Lawmakers were able to add the money only after reducing by $200 million the state’s so-called “rainy day” fund reserve, leaving it at $1 billion. Another $404.3 million was pulled for a host of state trust funds to also spend on other programs and projects — with cash taken from the affordable housing account amounting to almost half the sum.
Following the destruction of Hurricane Irma and the arrival of thousands of Puerto Rican residents after Hurricane Maria, lawmakers had vowed to increase money available for apartments and lower-cost housing, but the Parkland response changed that and many other spending priorities.
For Florida’s 2.8 million school kids, lawmakers will increase per-pupil spending by $101, about half the amount Gov.
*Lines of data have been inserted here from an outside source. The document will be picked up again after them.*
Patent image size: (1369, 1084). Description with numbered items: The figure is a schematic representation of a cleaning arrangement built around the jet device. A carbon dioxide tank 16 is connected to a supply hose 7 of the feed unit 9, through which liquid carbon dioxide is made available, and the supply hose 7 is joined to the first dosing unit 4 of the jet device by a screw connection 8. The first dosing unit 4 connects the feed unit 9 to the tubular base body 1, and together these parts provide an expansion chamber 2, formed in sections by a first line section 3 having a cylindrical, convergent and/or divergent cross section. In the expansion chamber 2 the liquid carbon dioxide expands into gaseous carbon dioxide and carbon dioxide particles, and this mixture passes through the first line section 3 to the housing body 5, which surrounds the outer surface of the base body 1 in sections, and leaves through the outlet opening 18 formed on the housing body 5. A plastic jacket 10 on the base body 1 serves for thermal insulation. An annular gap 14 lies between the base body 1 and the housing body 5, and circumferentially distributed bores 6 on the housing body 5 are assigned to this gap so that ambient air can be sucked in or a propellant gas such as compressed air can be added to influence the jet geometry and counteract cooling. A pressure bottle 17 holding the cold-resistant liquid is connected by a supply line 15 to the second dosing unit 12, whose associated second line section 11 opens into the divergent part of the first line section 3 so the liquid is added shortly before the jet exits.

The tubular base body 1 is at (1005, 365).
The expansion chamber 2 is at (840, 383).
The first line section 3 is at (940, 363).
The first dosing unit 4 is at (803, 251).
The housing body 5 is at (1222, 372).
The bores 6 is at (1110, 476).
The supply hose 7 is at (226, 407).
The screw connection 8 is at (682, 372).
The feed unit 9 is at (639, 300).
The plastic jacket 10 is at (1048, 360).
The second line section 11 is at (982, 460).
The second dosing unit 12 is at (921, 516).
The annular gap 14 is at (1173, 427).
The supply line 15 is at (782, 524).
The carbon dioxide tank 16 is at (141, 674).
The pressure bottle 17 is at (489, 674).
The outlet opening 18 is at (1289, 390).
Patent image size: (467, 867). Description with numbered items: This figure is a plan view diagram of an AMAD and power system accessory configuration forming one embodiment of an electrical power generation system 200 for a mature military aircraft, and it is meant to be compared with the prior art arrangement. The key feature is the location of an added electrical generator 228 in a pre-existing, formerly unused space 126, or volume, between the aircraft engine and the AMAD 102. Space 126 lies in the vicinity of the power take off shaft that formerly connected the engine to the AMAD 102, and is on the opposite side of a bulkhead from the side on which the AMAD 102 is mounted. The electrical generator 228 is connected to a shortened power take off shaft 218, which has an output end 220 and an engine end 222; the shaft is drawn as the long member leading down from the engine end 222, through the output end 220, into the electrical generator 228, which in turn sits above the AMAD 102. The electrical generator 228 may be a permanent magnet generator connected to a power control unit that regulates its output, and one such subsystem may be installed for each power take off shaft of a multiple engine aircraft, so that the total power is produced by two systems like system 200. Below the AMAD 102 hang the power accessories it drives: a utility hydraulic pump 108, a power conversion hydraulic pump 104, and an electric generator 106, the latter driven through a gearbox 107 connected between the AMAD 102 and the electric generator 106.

Rick Scott proposed last fall. It’s just over a 1 percent increase, bringing per-pupil spending to $7,408.
Here are some local allocations currently in the state’s budget
$3 million: Adds 100 care for the elderly slots in Duval, Clay, Baker, Nassau and St. Johns
$250,000: Jacksonville School for Autism
Lawmakers, however, looked set to approve $168 million in tax breaks, an election-year package that earlier looked likely to be dramatically scaled back.
Instead, the proposal includes sales-tax holidays for back-to-school and hurricane supplies and several business and farm tax cuts.